Ja też Ci mocno kibicuje i nie spuszczam oczu z Twoich postów. W końcu musi się nam wszystkim udać.

A jeśli chodzi o moje zaufanie do gina. To niestety już żadnemu nie zaufam tak w pełni. To wszystko po mojej 1 ciąży zakończonej poronieniem. Także jestem ostrożna...
Kochana wszystko ze ułoży. Musi być najpierw źle aby mogło być w końcu dobrze. Ja sobie tak tłumaczę. Zawsze jest coś po coś. Nic się nie dzieje bez przyczyny i bez powodu.

Napewno każdej z nas się w końcu uda. Ja mniej w siebie wierzę ale w was wierzę całym sercem
 
A plamisz na czerwono ?

Ja na brazowo większość cyklu poza @ i przepisał mi dupka.

Robił usg jajników i powiedział że wszystko ok.

Za niedługo badanie toxo i prolakryny [emoji51]
Wł pierwsze dni śluz z nitka i krwi, potem na brązowo, a teraz jakby czysta krew. Tego nie jest póki co dużo max wkładka. Ale to co mnie martwi to zapach, bo pachnie intensywnie żywa krwią wybaczcie szczegóły.
Mam nadzieję że to jakaś luteina czy czymś będzie można pokonać bo ponoć takie plamienia mogą uniemożliwia zagnieżdżane.

Młoda Twoja postawa jest super, normalnie podziwia o wstyd mi że ja tak nie umiem tylko jałcze i marudzę!!
 
I teraz niewiem czy mam to traktować już jak @ czy jak. Narazie zapisuje jako plamienia pod stary cykl. Dziś mam 19 dc jutro 20 dc. Ok 15.07 powinna być @ ale już niczego nie jestem pewna
 
reklama
Wł pierwsze dni śluz z nitka i krwi, potem na brązowo, a teraz jakby czysta krew. Tego nie jest póki co dużo max wkładka. Ale to co mnie martwi to zapach, bo pachnie intensywnie żywa krwią wybaczcie szczegóły.
Mam nadzieję że to jakaś luteina czy czymś będzie można pokonać bo ponoć takie plamienia mogą uniemożliwia zagnieżdżane.

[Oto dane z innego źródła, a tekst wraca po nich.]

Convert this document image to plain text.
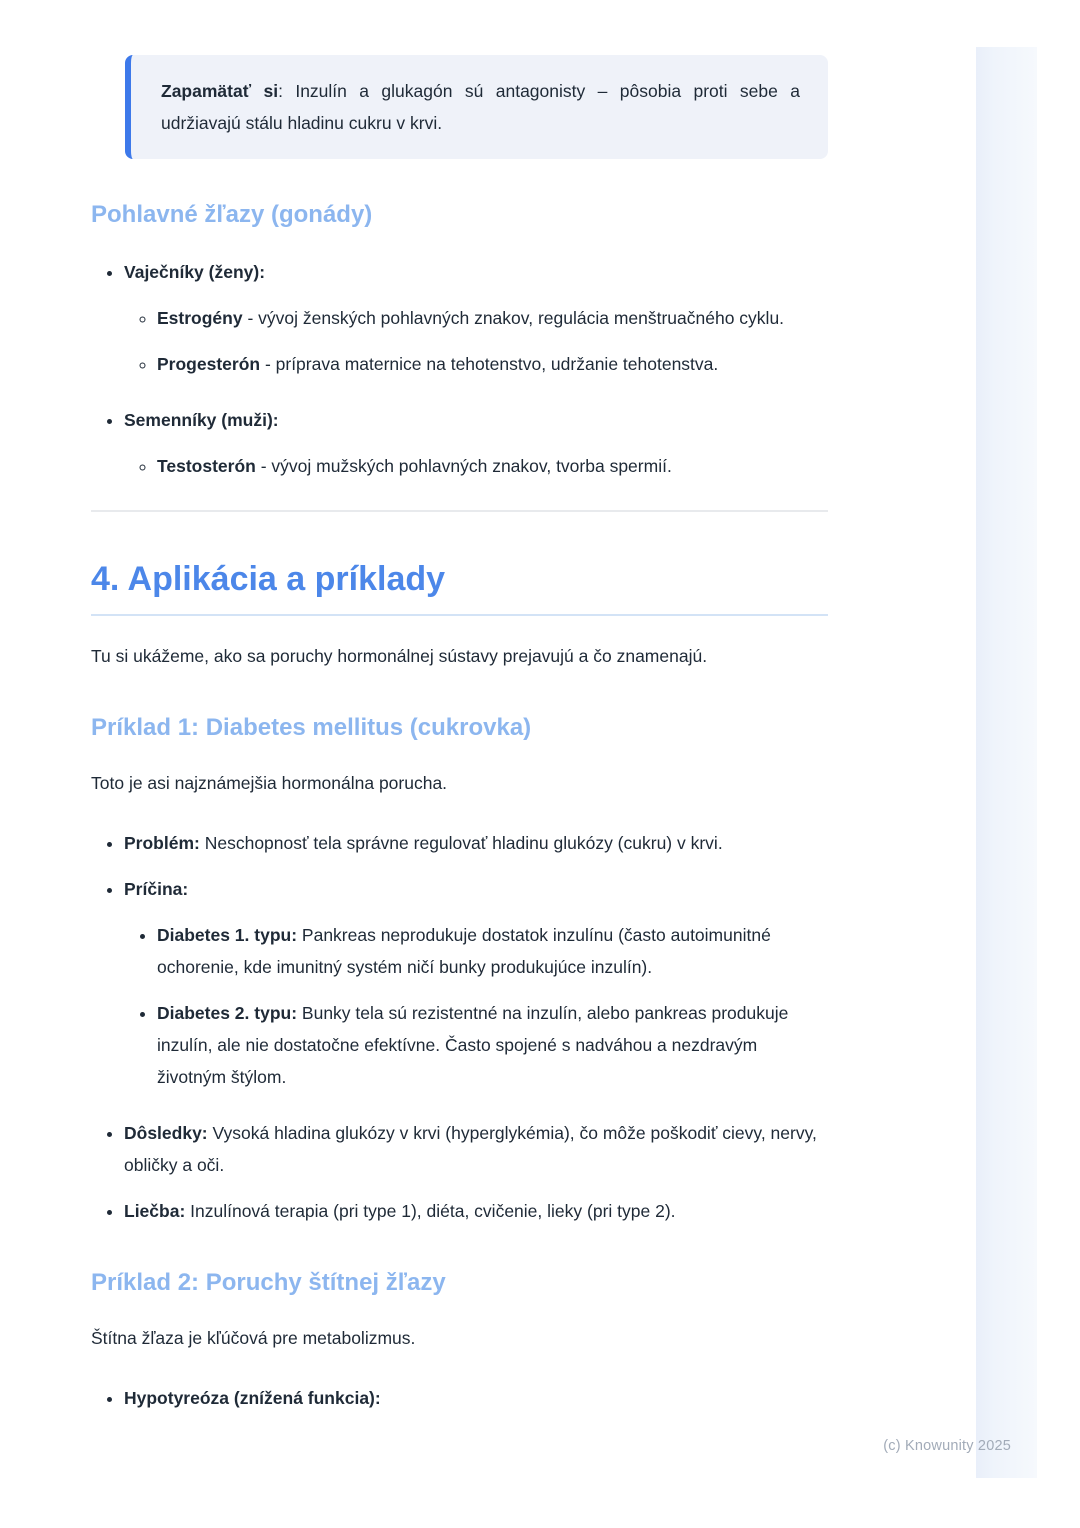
(c) Knowunity 2025

Zapamätať si: Inzulín a glukagón sú antagonisty – pôsobia proti sebe a udržiavajú stálu hladinu cukru v krvi.

Pohlavné žľazy (gonády)
• Vaječníky (ženy):
◦ Estrogény - vývoj ženských pohlavných znakov, regulácia menštruačného cyklu.
◦ Progesterón - príprava maternice na tehotenstvo, udržanie tehotenstva.
• Semenníky (muži):
◦ Testosterón - vývoj mužských pohlavných znakov, tvorba spermií.
4. Aplikácia a príklady

Tu si ukážeme, ako sa poruchy hormonálnej sústavy prejavujú a čo znamenajú.

Príklad 1: Diabetes mellitus (cukrovka)

Toto je asi najznámejšia hormonálna porucha.

• Problém: Neschopnosť tela správne regulovať hladinu glukózy (cukru) v krvi.
• Príčina:
• Diabetes 1. typu: Pankreas neprodukuje dostatok inzulínu (často autoimunitné ochorenie, kde imunitný systém ničí bunky produkujúce inzulín).
• Diabetes 2. typu: Bunky tela sú rezistentné na inzulín, alebo pankreas produkuje inzulín, ale nie dostatočne efektívne. Často spojené s nadváhou a nezdravým životným štýlom.
• Dôsledky: Vysoká hladina glukózy v krvi (hyperglykémia), čo môže poškodiť cievy, nervy, obličky a oči.
• Liečba: Inzulínová terapia (pri type 1), diéta, cvičenie, lieky (pri type 2).
Príklad 2: Poruchy štítnej žľazy

Štítna žľaza je kľúčová pre metabolizmus.

• Hypotyreóza (znížená funkcia):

Młoda Twoja postawa jest super, normalnie podziwia o wstyd mi że ja tak nie umiem tylko jałcze i marudzę!!
Kochana po to tu jesteśmy żeby każda z nas mogła marudzić narzekać. Ja też mam takie dni. Mnie wspieracie jak marudzę więc i ja będę wspierać osoby które " marudza" zala się. Lubię ludziom pomagać i wspierać ich jak Tylko potrafię i ktoś potrzebuje tego.

Dla mnie to możesz marudzić i się zalic ile wejdzie. Najważniejsze byś się poczuła lepiej i żebyś wiedziała że zawsze możesz się wygadać. Sama po sobie wiem że dużo to pomaga jak masz gdzie się wygadać wyzalic pomarudzic i każdy Cię wysłucha wspierają jak tylko potrafią.